Putin versichert: Bisher kein Einsatz der Streitkräfte gegen Ukraine / Gazprom treibt Schulden ein

Von Klaus Joachim Herrmann *

Russlands Oberbefehlshaber Putin holte am Dienstag seine Manövertruppen zurück und zeigte sich offen für eine »Kontaktgruppe« zum Dialog.

Russlands Oberbefehlshaber Wladimir Putin befahl am Dienstag seine Manövertruppen zurück in die Stützpunkte und erteilte einem Einsatz der Streitkräfte im Konflikt mit der Ukraine eine Absage. Bisher gebe es keine solche Notwendigkeit. »Russland hat keine Absicht, Krieg gegen das ukrainische Volk zu führen.«

Offen zeigte sich Präsident Putin in einer im russischen Fernsehen übertragenen Pressekonferenz für den deutschen Vorschlag einer internationalen Kontaktgruppe. »Im Prinzip ist das möglich«, sagte Putin. Außenminister Sergej Lawrow sei dazu im Gespräch insbesondere mit seinem deutschen Kollegen Frank-Walter Steinmeier. Der warnte in der Ukraine-Krise vor Überreaktionen. Er »hoffe sehr, dass sich jeder seiner Verantwortung bewusst ist«.

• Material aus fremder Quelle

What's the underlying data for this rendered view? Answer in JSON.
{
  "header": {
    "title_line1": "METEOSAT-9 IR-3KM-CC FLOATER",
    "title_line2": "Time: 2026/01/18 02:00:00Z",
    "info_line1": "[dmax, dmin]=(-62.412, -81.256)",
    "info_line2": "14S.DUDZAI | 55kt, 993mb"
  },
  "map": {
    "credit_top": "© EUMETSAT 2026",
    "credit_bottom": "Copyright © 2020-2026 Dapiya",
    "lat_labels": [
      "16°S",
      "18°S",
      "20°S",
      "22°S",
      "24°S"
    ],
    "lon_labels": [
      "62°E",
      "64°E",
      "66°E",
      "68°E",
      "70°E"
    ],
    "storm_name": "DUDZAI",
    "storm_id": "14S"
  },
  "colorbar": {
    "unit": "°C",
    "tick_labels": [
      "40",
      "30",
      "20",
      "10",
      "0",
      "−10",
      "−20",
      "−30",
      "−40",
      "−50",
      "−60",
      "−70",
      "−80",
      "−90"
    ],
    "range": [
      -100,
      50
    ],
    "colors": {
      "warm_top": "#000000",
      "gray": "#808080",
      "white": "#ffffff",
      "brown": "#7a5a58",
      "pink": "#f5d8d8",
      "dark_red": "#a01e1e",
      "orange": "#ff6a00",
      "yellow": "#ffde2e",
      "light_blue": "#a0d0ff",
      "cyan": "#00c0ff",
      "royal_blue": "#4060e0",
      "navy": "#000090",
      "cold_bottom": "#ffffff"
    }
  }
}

Für Beruhigung an den Finanzmärkten sorgte die Feststellung Putins, es sei keine Annexion der zur Ukraine gehörenden Halbinsel Krim beabsichtigt. Sie steht nach Ansicht von Beobachtern allerdings völlig unter operativer russischer Kontrolle. Militärische Gruppierungen werden dabei als »Selbstverteidigungskräfte« der prorussischen Führung der Halbinsel bezeichnet.

In Kiew machte Übergangspremier Arseni Jazenjuk erneut Viktor Janukowitsch für den Bruch des Abkommens mit der Opposition verantwortlich. Er informierte darüber, dass das Sprachengesetz weiter in Kraft sei und derzeit lediglich überarbeitet werde. Insbesondere die Abschaffung der Möglichkeit, Russisch zur zweiten Amtssprache zu erklären, hatte im Süden und Osten der Ukraine starke Proteste ausgelöst.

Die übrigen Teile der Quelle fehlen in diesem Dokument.